As I listened to NPR while driving home from the store, an advocate was happily crowing that the higher gas prices are just one more incentive pushing Americans away from fossil fuels. Not one Virginia Green Party member (not Democrats, remember) is actually sorry about that and that’s why they won’t support anything that will lower the pump price a penny. It is why the Green Party house organ, Virginia Mercury, offers them cover by claiming the idea is “relief for gas prices.” Uh, that is what it is not.
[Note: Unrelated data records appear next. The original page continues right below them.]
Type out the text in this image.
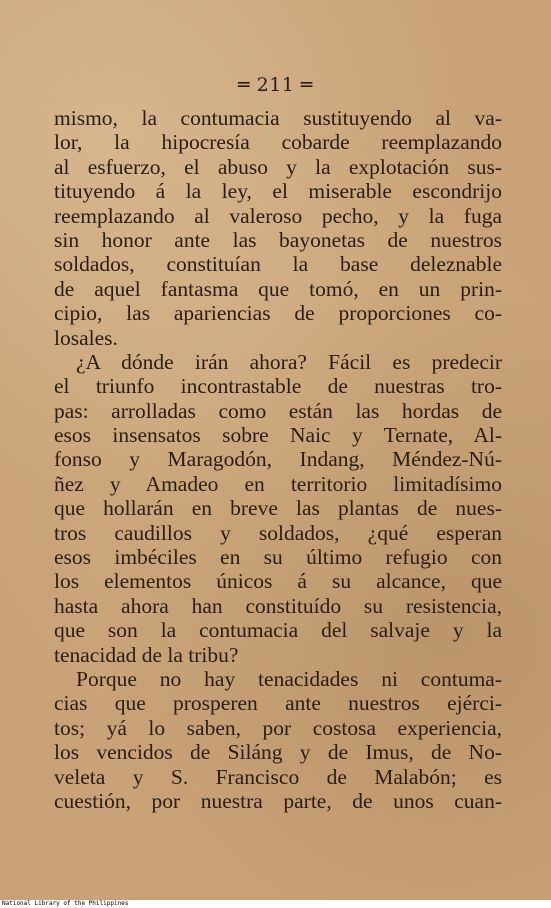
═ 211 ═
mismo, la contumacia sustituyendo al va-
lor, la hipocresía cobarde reemplazando
al esfuerzo, el abuso y la explotación sus-
tituyendo á la ley, el miserable escondrijo
reemplazando al valeroso pecho, y la fuga
sin honor ante las bayonetas de nuestros
soldados, constituían la base deleznable
de aquel fantasma que tomó, en un prin-
cipio, las apariencias de proporciones co-
losales.
¿A dónde irán ahora? Fácil es predecir
el triunfo incontrastable de nuestras tro-
pas: arrolladas como están las hordas de
esos insensatos sobre Naic y Ternate, Al-
fonso y Maragodón, Indang, Méndez-Nú-
ñez y Amadeo en territorio limitadísimo
que hollarán en breve las plantas de nues-
tros caudillos y soldados, ¿qué esperan
esos imbéciles en su último refugio con
los elementos únicos á su alcance, que
hasta ahora han constituído su resistencia,
que son la contumacia del salvaje y la
tenacidad de la tribu?
Porque no hay tenacidades ni contuma-
cias que prosperen ante nuestros ejérci-
tos; yá lo saben, por costosa experiencia,
los vencidos de Siláng y de Imus, de No-
veleta y S. Francisco de Malabón; es
cuestión, por nuestra parte, de unos cuan-
National Library of the Philippines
For most of my career as a political hack and then lobbyist, transportation has been a key issue, from the 1986 special session on transportation to my time with the shipyard. It got me started writing here on Bacon’s Rebellion. I have been a consistent supporter of using the fuel tax (a user fee) as the key funding mechanism, and you can search in vain to find any complaints from me about it going up. I reported on the gas tax hikes imposed by Governor Ralph Northam and raised some questions about the new highway user fee, but never opposed the bill.

Likewise, I’ve reported on Youngkin’s efforts to partially reverse that 2020 bill, and the House’s approval of related legislation, which failed in the Senate.  Reported on but not praised. Looking at the list of tax ideas still in play in legislation or the budget, that one is not of interest to me.

But the posturing on both sides of the aisle over the gas tax has sucked the air out of the room for serious discussion of tax policy. There are too many ideas on the table, splitting up the messaging and dividing the attention of voters (always limited anyway).

Getting back to the grocery store, week after week not having to pay sales tax there would also be of hugely greater benefit to most Virginians and even to me (15 cents off those mandarins!). But that’s not what we’re talking about, a mistake on the Governor’s part and an intentional act of distraction on the part of the Green Party.